If you have code snippets, e.g. for the vpc in the project an do not add interface layers, dependency injection, redirection etc, then the programming language can be read nearly as easy as a declarative language.
That terraform and cloudformation both have some aspects of the programming languages included like variables, if statements and loops (terraform only) makes them stripped down programming languages.
When we look at the features of the two “declarative” frameworks, CloudFormation and terraform, we see that both are evolving towards an programming language. (Terraform with more speed) But they both only implement a small fraction of the programming features, so it seems that they are easier to learn. These restrictions lead to implementing additional features as plugins or external scripting.
With a programming language first approach you do not need some of these plugins or external scripts, because you can script inside the same language.
Definition “Is declarative” could mean the opposite…
What framework is declarative, which is imperative?
That’s an easy question: CloudFormation and Terraform are declarative, CDK is imperative.
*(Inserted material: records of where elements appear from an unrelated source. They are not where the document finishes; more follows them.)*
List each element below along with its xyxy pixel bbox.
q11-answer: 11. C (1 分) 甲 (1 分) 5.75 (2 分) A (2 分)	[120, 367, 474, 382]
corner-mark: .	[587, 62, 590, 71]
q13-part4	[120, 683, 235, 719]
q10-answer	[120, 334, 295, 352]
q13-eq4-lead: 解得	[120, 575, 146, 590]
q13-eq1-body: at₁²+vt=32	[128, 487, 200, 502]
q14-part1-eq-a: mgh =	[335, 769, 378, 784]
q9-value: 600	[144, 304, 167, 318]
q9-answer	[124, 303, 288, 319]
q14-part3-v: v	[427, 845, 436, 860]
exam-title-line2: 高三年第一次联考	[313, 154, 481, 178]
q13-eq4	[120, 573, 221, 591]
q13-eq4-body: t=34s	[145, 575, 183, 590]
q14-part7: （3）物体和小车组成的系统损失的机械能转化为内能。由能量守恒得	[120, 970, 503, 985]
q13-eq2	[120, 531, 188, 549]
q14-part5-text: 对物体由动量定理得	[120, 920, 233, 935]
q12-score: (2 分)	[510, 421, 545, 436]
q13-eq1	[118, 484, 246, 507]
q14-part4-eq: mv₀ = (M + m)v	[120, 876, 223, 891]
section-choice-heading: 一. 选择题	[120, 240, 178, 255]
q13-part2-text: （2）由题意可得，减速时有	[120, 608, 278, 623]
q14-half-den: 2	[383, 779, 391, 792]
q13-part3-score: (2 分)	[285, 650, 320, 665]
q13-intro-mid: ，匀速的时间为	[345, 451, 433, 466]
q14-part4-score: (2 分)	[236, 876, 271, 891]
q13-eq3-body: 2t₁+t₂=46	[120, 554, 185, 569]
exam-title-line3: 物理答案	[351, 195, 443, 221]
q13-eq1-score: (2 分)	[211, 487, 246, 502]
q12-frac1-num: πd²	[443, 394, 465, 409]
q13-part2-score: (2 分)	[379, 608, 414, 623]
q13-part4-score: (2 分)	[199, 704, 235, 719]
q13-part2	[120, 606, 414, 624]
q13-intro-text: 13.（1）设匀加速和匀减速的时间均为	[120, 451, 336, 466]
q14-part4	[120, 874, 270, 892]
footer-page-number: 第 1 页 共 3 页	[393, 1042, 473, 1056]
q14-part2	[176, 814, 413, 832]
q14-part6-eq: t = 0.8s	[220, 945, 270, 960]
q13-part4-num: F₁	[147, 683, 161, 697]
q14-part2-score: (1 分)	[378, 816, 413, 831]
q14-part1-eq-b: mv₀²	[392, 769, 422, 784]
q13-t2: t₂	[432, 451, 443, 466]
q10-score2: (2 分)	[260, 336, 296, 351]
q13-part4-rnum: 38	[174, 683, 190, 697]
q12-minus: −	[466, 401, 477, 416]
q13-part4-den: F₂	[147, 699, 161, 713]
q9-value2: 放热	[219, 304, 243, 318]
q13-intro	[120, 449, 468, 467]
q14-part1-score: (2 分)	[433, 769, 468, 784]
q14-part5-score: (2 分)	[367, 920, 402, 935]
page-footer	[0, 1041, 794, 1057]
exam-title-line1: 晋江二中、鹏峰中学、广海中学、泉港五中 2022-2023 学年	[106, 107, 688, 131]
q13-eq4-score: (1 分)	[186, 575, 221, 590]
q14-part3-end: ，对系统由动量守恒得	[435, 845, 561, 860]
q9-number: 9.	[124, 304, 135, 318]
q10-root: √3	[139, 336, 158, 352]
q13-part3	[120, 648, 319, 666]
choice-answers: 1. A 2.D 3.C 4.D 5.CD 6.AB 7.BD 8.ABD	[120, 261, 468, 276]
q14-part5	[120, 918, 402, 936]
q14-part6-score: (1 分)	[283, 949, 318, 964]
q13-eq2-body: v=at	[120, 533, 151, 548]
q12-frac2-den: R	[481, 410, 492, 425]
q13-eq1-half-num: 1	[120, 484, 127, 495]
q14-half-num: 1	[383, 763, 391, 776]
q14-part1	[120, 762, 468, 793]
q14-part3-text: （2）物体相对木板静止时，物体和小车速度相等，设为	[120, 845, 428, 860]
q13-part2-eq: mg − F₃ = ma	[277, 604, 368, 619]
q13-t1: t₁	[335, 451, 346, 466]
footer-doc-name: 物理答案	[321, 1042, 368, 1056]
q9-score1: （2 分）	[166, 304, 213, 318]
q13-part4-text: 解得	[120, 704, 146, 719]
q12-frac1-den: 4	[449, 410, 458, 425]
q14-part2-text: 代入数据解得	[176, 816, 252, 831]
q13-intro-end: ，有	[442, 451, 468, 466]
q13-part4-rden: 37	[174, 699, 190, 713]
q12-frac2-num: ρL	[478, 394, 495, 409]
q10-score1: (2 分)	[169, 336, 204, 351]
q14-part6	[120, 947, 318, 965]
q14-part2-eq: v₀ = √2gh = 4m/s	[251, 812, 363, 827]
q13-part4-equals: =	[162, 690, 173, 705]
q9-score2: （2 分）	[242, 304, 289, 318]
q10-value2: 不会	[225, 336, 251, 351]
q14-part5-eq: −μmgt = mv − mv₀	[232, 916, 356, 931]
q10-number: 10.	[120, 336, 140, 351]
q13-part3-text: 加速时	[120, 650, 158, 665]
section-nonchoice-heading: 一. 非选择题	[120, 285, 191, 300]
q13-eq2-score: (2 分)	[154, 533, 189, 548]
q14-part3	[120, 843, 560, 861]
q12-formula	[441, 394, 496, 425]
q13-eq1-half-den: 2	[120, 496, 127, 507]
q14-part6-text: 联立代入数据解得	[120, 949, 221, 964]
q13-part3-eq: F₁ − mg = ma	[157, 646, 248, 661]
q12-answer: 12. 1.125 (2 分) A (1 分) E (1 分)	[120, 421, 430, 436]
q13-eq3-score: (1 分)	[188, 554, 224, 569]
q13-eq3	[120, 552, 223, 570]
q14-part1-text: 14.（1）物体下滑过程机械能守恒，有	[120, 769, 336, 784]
But only at first glance!
If you provide a lambda resource in terraform, what will happen?
terraform is imperative restricted by declarative HCL
A hcl lambda function like:
resource "aws_lambda_function" "this" {
...
runtime = var.runtime
handler = var.handler
...
}
Will be interpreted by this code:
func resourceAwsLambdaFunction() *schema.Resource {
return &schema.Resource{
Create: resourceAwsLambdaFunctionCreate,
Read: resourceAwsLambdaFunctionRead,
Update: resourceAwsLambdaFunctionUpdate,
Delete: resourceAwsLambdaFunctionDelete,
Aha, terraform
is purely imperative… :)
If you want to extend functionality beyond the boundaries of the terraform aAWSws provider, you have to “leave” the terraform domain and add external scripting.
So you could see terraform as an imperative language restricted by a declarative language (hcl).
CDK is declarative broadened by imperative Typescript
In the CDK we define a Lambda function :
new lambda.Function(this, 'HelloHandler', {
...
handler: 'hello.handler',
runtime: lambda.Runtime.NODEJS_10_X,
...
});
which will be translated to something like:
"Type": "AWS::Lambda::Function",
"Properties": {
...
"Handler": "hello.handler",
"Runtime": "nodejs10.x",
If you have to add some functionality which is not included in CloudFormation, you may implement it directly into the CDK construct source. Jsii could not translate this from typescript with jsii, so you cant use this in your modules But you can have an embedded approach for extended functionality.
Conclusion
So neither is terraform declarative nor is CDK imparative.
So we can move the discussion about which framework fits better to the project more to the point whether the needs of the project are implementable by the framework, which approach would be more agile or just what do you just like more.